Being on your best behaviour doesn’t mean you shouldn’t be yourself. Part of getting to know people and having them get to know you is letting them see and experience your true character. So, be yourself, but be “on” all the time. 

7. Showcase Adaptability and Open-Mindedness

When you start a new accounting job at a new company, expect everything to be different from your previous organization. Getting used to internal systems and office procedures takes time.

Embrace the changes and don’t try to go back to doing things the way you used to at your old company, even if that seems easier. Be flexible and keep an open-mind in relation to your new environment, ask a lot of questions, and you’ll see that in just a matter of time, you’ll be settled in.

8. Set-Up Priorities

The number of things you need to learn/achieve when starting a new position can feel overwhelming. Revisiting the goals you set with your manager, checking the timeline for when you should have completed a project, or training and prioritizing accordingly are essential in keeping your eye on the ball and your mind in the game.

9. Don’t Challenge How Things Are Done 

Your first month should be focused on learning the ropes of your new role; it’s definitely not the time to start challenging why things are done a certain way.

You might not agree with some processes, however, use the first 30 days in your new job to observe and understand how everything runs. Before you can question how the company operates, you will need to work on gaining the trust and confidence of your manager and colleagues.

10. Be a Team Player

Showing how passionate you are about your new company and your new role is a great way to earn your coworker’s respect. Identify the needs of your team and help where you can to demonstrate you’re a team player.

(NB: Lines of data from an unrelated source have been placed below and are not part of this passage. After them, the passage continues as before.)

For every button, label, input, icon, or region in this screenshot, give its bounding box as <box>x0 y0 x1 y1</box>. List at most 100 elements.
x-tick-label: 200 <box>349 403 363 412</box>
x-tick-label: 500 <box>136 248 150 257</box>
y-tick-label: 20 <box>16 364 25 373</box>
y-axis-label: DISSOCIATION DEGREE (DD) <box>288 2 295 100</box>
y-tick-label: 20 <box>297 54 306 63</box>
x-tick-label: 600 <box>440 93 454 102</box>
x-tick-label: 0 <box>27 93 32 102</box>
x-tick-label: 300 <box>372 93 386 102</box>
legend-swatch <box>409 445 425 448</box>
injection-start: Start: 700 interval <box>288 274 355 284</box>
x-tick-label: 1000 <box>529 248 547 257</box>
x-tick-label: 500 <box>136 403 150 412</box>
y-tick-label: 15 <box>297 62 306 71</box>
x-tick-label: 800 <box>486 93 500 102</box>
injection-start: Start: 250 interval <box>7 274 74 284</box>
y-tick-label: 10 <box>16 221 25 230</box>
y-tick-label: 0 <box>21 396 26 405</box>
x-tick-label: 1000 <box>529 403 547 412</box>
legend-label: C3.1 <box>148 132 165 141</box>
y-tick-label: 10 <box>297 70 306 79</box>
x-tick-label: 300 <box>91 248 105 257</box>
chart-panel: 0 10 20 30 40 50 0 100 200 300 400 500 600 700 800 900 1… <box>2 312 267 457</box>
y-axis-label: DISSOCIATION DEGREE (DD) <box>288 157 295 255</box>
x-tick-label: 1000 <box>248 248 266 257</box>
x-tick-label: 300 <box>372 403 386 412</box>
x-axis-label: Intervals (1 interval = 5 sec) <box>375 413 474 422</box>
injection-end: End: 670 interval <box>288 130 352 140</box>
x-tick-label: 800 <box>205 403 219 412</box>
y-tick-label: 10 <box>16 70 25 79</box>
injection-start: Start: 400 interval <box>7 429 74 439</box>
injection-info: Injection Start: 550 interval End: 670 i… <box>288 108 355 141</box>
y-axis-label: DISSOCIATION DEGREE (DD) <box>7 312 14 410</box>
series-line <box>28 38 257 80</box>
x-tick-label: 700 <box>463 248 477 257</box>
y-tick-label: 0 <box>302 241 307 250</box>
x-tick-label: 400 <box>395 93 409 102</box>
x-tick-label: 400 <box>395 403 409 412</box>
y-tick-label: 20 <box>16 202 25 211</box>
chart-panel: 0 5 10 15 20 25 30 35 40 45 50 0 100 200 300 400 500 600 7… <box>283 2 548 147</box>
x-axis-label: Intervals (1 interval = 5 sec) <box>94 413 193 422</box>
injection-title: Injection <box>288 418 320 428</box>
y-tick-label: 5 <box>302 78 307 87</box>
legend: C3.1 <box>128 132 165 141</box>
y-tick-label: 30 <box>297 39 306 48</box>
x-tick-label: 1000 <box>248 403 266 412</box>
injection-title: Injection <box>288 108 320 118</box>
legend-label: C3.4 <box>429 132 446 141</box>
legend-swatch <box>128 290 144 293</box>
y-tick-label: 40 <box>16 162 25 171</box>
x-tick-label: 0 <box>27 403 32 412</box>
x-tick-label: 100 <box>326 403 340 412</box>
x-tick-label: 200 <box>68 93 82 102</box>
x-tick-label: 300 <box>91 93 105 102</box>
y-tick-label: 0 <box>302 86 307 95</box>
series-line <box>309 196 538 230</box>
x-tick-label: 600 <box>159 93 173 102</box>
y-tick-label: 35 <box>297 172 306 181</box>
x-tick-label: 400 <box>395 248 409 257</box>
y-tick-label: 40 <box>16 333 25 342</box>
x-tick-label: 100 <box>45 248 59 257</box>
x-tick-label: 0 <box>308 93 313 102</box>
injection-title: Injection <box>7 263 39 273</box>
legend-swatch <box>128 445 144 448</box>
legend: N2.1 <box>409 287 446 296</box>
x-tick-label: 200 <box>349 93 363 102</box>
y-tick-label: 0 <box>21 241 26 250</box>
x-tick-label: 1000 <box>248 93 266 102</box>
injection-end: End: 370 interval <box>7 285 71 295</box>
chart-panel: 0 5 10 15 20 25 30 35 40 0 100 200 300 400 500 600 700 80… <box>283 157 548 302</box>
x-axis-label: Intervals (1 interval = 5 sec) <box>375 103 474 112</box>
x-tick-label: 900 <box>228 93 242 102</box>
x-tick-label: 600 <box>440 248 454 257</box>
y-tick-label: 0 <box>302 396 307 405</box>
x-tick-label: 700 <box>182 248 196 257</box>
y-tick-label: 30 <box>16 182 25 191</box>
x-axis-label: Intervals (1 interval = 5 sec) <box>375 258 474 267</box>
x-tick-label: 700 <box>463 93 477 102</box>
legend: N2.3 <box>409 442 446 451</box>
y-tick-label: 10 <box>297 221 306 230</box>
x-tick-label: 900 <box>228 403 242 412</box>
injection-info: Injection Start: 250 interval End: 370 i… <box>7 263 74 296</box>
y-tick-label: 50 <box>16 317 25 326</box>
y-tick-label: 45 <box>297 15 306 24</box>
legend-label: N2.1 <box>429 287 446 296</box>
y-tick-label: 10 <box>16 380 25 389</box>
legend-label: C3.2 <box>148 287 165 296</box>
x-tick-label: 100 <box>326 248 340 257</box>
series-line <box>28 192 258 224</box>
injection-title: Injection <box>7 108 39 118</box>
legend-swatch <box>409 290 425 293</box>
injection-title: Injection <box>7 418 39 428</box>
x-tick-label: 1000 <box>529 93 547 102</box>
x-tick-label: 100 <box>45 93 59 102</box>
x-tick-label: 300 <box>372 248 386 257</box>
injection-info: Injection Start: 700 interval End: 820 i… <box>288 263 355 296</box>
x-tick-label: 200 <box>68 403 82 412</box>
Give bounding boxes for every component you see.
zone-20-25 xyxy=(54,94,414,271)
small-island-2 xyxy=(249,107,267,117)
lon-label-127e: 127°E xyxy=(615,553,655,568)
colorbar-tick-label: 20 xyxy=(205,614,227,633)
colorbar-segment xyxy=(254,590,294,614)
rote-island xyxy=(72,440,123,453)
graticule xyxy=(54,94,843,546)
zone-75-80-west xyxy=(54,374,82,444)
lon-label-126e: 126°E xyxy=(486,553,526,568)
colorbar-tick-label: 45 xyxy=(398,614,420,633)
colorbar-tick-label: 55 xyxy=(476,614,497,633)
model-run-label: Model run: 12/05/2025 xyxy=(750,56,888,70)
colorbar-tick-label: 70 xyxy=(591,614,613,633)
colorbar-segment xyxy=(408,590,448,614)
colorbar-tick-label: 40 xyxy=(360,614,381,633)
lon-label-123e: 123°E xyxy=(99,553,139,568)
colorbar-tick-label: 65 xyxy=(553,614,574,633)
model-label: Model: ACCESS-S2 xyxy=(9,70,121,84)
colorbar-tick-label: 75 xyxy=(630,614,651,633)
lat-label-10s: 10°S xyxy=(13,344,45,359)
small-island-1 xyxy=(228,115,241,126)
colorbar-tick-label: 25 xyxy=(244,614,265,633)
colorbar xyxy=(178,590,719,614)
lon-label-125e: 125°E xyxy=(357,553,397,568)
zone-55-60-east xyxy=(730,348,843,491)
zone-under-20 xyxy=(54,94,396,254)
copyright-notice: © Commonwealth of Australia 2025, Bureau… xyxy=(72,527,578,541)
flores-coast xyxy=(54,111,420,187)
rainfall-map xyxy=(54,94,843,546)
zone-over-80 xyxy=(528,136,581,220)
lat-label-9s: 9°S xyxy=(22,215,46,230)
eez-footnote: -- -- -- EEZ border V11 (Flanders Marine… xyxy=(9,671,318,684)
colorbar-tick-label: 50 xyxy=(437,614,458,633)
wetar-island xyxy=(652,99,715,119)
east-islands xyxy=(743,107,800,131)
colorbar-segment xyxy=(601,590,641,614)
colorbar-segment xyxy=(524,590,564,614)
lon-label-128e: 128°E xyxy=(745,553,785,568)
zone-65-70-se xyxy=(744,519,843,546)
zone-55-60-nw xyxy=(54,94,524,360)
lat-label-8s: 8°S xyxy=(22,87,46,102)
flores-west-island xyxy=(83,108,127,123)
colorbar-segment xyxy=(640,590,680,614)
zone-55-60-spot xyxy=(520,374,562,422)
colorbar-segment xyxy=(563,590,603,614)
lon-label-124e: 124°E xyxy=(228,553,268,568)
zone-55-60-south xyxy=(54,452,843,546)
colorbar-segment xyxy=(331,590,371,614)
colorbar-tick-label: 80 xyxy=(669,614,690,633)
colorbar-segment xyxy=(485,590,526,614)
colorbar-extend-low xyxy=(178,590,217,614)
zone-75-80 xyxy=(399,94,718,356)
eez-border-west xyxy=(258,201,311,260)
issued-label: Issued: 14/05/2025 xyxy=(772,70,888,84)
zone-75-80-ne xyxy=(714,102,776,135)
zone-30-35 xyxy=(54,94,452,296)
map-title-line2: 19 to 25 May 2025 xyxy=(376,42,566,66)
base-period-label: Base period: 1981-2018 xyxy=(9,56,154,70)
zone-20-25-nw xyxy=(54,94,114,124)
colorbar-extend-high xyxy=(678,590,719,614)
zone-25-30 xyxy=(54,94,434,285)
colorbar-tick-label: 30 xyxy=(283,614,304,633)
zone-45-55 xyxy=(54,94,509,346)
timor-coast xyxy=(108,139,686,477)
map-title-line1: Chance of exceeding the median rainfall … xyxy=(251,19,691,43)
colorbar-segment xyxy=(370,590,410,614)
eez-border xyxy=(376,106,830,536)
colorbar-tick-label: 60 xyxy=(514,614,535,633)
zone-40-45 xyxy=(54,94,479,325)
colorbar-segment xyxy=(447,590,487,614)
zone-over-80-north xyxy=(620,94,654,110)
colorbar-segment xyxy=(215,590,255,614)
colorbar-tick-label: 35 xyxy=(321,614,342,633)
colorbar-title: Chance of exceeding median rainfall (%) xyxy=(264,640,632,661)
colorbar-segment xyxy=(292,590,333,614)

11. Get to Know Your Manager

In your first 30 days on the job, make some time to get to know your manager and their leadership style. You can’t make their life easier if you don’t understand their approach to business and how they fundamentally operate.

To get going, find out what they need from you, and how you should deliver it. Do they prefer updates delivered via spreadsheets or PowerPoint slides?  Do they want information shared during team meetings, individual status updates, or via email?

Getting to know your boss and their preferences will help you provide the information they need, the way they need it. And who doesn’t like that?

12. ID Opportunities for Quick Wins

Identifying opportunities within the organization where you can quickly make an impact will help you make a strong and lasting first impression and justify yourself as the right hire for the job.

13. Rely on Your Outside-of-Work Support System

Experiencing highs and lows during your first month on a new job is not only normal, it should be expected. You may feel like there’s just too much to learn. You may make mistakes and even lose confidence. Having friends and family to support you during this transition period will help you keep everything in perspective so you can continue to stay focused on your long-term career goals.

Starting a new job is a challenging transition. You will never be more lost and uninformed than on your first 30 days; but on the other hand, you will be making lasting first impressions on your colleagues and your manager from the very start.

Do what others in your position do and find the balance. Be yourself, but bring your “A” game. Stay calm, observe, and ask a lot of questions. Finally, understand the big picture and tap into the culture.